CRESPO-GARRIDO, S. Humanization in the art of healing: the ethical dimension of the pharmacist. []. , 32, 1, pp.75-77.   21--2022. ISSN 1699-714X.  https://dx.doi.org/10.4321/s1699-714x20220001000013.

There is no activity more recognized as conjectural art, since the most remote centuries, than the therapeutic one since on it rests the most precious good of our earthly life, health, as he said, in the art of healing Hahnemann in the Organon. Hippocrates also established that disease is a "nosos", or way of making each patient sick. The term: "therapy" comes from the Greek and means servant. But, nowadays, given the "invasion" of technology, he becomes a "servant of technology" and that which was destined to serve him becomes his owner and subordinates himself to the instruments, forgetting the patient in front of him, with his life story.
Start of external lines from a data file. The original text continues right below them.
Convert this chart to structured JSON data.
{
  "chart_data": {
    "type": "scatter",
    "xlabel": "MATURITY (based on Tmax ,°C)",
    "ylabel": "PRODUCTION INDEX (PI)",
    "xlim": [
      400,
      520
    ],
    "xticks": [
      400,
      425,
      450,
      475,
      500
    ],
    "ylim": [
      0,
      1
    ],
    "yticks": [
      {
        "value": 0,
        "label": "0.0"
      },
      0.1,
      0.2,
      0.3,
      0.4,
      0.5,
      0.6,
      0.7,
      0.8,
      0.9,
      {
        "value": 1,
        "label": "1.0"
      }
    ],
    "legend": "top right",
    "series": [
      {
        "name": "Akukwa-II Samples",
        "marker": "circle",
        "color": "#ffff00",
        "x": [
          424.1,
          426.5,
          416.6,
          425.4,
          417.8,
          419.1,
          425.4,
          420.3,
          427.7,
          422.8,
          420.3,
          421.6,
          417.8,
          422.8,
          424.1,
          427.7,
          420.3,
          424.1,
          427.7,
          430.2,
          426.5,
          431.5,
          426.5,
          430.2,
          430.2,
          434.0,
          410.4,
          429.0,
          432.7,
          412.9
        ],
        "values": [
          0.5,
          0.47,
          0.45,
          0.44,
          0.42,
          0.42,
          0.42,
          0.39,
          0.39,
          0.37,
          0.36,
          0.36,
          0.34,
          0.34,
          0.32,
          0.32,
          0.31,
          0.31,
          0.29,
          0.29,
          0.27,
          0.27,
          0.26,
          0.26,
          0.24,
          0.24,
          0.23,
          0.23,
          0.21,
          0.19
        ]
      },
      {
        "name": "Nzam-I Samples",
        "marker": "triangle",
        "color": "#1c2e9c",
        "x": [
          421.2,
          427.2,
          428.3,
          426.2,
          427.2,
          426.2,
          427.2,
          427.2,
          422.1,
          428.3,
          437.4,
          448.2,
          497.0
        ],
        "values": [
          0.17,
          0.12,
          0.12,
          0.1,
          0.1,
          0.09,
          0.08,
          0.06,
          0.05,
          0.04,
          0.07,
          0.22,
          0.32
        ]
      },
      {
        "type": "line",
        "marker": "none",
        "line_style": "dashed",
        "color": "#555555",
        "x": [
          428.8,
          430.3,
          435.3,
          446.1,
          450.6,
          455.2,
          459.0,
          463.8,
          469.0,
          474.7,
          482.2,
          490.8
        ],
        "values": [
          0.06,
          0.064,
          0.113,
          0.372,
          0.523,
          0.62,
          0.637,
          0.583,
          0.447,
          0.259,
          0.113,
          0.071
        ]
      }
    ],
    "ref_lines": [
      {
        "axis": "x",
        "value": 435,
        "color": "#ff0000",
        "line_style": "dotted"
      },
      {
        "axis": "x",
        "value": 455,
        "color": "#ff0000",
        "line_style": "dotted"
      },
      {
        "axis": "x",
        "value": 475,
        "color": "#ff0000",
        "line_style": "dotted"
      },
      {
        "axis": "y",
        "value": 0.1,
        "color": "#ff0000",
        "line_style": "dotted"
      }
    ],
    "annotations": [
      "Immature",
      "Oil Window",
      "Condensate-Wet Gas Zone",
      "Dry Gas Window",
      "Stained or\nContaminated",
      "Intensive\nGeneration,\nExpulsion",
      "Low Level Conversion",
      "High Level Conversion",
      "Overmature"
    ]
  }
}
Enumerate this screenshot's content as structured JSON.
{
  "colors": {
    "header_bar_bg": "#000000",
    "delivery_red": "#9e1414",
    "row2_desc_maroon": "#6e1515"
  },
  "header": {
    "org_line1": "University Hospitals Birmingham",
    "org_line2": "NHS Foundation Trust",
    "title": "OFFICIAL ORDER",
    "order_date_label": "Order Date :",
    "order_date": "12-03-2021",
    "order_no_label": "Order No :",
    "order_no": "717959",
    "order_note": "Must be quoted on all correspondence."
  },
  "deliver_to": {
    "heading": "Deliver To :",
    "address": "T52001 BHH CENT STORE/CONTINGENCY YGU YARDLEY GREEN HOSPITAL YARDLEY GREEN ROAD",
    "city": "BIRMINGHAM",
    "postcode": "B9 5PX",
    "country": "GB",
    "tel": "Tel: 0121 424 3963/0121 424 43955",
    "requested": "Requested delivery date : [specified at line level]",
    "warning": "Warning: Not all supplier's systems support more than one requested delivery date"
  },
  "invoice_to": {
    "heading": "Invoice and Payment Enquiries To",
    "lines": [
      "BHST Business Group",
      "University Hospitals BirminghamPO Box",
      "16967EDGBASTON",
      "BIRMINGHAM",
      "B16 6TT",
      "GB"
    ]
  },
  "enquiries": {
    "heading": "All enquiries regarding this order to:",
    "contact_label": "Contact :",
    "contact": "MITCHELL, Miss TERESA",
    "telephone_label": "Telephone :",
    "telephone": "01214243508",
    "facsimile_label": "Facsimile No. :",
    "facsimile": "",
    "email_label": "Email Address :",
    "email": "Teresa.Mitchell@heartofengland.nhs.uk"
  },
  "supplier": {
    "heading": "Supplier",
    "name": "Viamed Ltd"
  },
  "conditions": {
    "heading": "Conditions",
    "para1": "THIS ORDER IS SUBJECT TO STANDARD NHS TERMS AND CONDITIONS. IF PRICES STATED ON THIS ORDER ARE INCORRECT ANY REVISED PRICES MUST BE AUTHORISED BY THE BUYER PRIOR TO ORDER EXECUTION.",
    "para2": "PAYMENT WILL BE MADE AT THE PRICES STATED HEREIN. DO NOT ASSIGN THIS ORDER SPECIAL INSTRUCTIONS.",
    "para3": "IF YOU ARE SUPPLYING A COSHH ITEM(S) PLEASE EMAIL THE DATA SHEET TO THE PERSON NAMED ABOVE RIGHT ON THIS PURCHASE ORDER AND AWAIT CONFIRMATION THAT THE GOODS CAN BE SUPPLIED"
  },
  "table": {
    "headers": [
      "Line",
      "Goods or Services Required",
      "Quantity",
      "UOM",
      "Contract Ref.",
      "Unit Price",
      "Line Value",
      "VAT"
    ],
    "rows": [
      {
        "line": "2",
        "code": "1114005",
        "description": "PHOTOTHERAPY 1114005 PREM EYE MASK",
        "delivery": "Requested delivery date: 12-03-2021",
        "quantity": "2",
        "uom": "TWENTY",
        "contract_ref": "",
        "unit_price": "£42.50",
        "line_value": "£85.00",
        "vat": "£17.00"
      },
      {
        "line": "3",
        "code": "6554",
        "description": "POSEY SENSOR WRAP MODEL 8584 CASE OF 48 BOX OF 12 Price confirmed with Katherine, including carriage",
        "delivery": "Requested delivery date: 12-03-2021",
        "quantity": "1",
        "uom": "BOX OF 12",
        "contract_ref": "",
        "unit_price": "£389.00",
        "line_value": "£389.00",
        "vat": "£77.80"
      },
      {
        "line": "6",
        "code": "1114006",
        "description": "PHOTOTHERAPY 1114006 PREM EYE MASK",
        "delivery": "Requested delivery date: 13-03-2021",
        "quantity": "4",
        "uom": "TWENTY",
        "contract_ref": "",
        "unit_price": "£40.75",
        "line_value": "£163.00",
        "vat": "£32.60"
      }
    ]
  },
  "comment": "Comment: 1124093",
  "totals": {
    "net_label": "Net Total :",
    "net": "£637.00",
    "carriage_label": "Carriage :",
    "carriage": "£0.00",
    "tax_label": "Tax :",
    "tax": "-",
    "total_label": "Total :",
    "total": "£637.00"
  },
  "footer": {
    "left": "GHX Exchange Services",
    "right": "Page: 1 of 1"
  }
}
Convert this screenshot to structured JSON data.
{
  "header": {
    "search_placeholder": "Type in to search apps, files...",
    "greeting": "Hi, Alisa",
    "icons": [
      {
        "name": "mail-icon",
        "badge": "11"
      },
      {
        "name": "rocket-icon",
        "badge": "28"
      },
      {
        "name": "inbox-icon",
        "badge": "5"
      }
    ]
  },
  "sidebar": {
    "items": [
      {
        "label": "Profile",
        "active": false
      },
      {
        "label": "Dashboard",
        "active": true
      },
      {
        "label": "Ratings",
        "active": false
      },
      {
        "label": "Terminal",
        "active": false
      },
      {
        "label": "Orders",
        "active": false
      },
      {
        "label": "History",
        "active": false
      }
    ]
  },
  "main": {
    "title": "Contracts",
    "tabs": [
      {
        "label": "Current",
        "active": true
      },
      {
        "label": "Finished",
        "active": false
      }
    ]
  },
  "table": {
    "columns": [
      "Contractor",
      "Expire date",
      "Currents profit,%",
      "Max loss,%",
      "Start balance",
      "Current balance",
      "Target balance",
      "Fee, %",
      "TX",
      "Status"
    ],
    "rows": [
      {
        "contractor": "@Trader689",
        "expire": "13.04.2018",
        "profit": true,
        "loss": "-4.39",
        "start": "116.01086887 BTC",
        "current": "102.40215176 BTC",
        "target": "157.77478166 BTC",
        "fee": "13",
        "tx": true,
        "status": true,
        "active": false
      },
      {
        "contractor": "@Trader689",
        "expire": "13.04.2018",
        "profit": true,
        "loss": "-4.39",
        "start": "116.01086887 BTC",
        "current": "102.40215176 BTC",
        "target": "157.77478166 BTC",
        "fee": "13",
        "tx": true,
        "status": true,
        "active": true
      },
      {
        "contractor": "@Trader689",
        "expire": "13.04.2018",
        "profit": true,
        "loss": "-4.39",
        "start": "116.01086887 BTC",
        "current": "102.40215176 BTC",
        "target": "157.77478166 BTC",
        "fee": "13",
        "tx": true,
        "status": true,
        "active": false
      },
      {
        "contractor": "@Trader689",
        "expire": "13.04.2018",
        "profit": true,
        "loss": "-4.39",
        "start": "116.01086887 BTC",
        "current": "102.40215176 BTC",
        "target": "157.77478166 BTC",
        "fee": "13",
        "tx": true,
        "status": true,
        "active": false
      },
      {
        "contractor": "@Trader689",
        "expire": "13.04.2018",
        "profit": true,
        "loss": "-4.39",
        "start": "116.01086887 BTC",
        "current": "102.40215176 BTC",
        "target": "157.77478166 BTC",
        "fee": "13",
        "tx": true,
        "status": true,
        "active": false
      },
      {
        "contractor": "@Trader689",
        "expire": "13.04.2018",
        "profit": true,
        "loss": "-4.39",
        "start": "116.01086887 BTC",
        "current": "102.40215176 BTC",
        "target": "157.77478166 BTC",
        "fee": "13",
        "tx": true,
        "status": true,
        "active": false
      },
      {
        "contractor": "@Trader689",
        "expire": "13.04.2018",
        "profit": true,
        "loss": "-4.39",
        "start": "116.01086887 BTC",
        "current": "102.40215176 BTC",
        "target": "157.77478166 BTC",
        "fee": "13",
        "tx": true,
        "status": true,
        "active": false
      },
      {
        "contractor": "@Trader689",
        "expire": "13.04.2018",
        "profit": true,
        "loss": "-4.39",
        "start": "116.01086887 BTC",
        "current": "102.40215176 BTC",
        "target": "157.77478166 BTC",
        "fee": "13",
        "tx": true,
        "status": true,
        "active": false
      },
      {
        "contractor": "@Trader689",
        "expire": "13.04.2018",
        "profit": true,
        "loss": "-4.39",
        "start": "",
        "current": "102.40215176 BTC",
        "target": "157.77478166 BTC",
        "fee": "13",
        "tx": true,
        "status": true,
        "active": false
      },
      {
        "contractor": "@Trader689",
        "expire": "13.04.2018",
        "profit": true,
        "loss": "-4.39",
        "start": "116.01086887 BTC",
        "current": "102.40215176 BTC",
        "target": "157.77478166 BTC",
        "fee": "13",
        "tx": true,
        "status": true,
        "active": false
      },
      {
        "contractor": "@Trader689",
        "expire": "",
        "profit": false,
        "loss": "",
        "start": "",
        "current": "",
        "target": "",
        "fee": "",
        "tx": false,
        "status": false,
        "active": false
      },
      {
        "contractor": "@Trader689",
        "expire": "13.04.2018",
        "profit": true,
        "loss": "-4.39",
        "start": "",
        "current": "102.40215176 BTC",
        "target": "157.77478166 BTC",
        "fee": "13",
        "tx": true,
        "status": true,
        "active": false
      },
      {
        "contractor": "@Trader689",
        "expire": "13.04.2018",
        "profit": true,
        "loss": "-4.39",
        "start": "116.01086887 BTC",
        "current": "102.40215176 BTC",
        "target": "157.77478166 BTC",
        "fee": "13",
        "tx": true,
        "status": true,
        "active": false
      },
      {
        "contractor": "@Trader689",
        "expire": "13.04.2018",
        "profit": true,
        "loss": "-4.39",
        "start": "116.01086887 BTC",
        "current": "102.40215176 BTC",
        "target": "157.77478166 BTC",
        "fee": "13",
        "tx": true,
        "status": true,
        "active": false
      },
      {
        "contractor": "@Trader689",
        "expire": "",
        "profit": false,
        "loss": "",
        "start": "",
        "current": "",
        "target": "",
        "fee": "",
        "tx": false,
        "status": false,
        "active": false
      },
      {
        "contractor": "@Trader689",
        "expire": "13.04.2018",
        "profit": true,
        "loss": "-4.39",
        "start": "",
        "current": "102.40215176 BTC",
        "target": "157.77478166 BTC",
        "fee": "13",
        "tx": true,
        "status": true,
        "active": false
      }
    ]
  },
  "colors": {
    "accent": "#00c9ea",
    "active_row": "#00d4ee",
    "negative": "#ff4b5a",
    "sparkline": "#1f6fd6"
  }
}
If man is a sacred thing for man, man must not harm him and the pharmacist must pay attention to the sufferings of the patient according to his physical, spiritual, psychological and social needs. The human being cannot be reduced to what technology can detect, as it has something mysterious and unique only perceptible by another human being. On the other hand, if the technique is subordinated and becomes a servant, it becomes human, because the purpose of the health professions is the healing and suppression, as far as possible, of pain, and implies the vocation, and the sense of the profession. Hence the importance of self-regulation and codes of ethics in the pharmaceutical profession.

: Pharmaceutical; health; disease; humanization; therapeutic; drug; ethics.